LA
SAINTE CATHERINE
Article
publié dans la Lettre n° 252
LA SAINTE CATHERINE de Stéphan Wojtowicz.
Mise en scène José Paul et Agnès Boury avec Philippe Magnan, Guillaume
de Tonquedec, Didier Brice, Caroline Maillard.
1918, c’est la fin de la guerre. A l’arrière, dans un hôtel transformé
en hôpital pour la circonstance, une partie de la France panse ses
plaies. Membres déchiquetés, visages ravagés, les soldats sont répartis
sur les trois étages, le dernier étant l’antichambre de la mort.
Poilus embarqués dans la même tragédie, ceux qui vont survivre tentent
d’effacer l’horreur qui les taraude encore dans leurs cauchemars,
pour envisager un avenir incertain. Alphonse Plumet est de ceux-ci.
Simple soldat, la guerre lui a ravi son pied sur le Chemin des Dames
en même temps que tous ses frères. Pas de chance pour la mère. Selon
lui, il était le moins réussi de la portée ! Un peu moins mal en
point que les autres, il est en faction au rez-de-chaussée, sous
l’œil vigilant de Catherine, l’infirmière de service. Efficace mais
péremptoire, elle ne compte ni ses heures ni ses pas et si elle
compatit à la douleur des poilus, elle adresse un mépris à peine
voilé à l’égard de ceux restés prudemment à l’arrière. Dans cet
hôtel, lieu de douleur où naguère flottait un parfum d’insouciante
fortune, le capitaine Martin Cazeaux pare au plus pressé. Médecin-chef
débordé, ses patients ne sont plus des hommes mais de la chaire
à recoudre ou à ensevelir. L’arrivée soudaine de Gilbert Grancouraud,
sculpteur injustement méconnu, va le surprendre et l’inquiéter.
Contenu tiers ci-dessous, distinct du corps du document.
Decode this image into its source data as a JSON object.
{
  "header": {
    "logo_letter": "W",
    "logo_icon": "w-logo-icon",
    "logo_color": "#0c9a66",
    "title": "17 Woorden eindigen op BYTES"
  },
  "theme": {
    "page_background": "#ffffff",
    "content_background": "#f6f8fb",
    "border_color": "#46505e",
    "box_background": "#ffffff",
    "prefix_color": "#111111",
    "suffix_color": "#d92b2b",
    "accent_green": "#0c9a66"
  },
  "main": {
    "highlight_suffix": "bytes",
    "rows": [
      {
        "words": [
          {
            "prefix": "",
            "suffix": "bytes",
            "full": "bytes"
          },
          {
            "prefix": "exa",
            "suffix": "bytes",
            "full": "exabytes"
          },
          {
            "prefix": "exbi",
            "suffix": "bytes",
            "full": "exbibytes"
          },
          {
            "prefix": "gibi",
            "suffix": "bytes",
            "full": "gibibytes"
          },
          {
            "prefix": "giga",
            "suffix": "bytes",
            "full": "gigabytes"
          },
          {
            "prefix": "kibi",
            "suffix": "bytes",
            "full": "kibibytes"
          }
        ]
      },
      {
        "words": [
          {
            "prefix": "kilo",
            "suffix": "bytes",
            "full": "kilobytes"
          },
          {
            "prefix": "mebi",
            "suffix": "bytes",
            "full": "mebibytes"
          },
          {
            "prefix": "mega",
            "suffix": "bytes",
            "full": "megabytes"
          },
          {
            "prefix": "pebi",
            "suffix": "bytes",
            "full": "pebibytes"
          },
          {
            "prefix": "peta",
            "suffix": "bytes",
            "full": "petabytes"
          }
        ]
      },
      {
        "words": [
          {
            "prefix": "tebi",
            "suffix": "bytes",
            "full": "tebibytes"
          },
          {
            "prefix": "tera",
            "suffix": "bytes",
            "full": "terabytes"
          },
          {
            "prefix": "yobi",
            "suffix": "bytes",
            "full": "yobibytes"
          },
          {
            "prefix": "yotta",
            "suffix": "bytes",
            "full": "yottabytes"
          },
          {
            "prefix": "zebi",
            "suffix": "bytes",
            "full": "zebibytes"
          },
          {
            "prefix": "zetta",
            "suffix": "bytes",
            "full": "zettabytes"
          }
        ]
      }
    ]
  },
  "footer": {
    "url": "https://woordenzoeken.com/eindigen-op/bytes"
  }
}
Officiellement mandaté, ce dernier est chargé de réaliser un monument
aux morts en hommage à une génération entière, exterminée par la
folie des hommes.
Si la pièce de Stéphan Wojtowicz retrace l’épilogue de la grande
guerre dans le lieu clos d’un hôpital de fortune, elle pourrait
être le théâtre de n’importe quelle autre, le sujet se focalisant
sur la création du symbole hypocrite de la patrie reconnaissante
et les réactions que son élaboration suscite chez des hommes qui
ne sont que des hommes, identiques d’un conflit à l’autre. L’écriture
ironique et caustique décrit forces et faiblesses. Le discernement
et la compassion s’opposent à l’orgueil et à la suffisance et expriment
parfaitement les défauts de la nature humaine mais aussi ses qualités,
sources d’espoir.
José Paul et Agnès Boury mettent parfaitement en scène les différents
acteurs de ce huis-clos intense. Très à l’aise dans les rôles qui
leur sont dévolus, les comédiens font merveille. Didier Brice est
magnifique en poilu ahuri mais plein de bon sens, Caroline Maillard,
ravissante et émouvante, apporte au rôle de Catherine son apparente
fragilité. Philippe Magnan, capitaine opportuniste, fait face avec
une superbe efficacité à Guillaume de Tonquedec, excellent en artiste
imbuvable. Petit Théâtre de Paris 9e.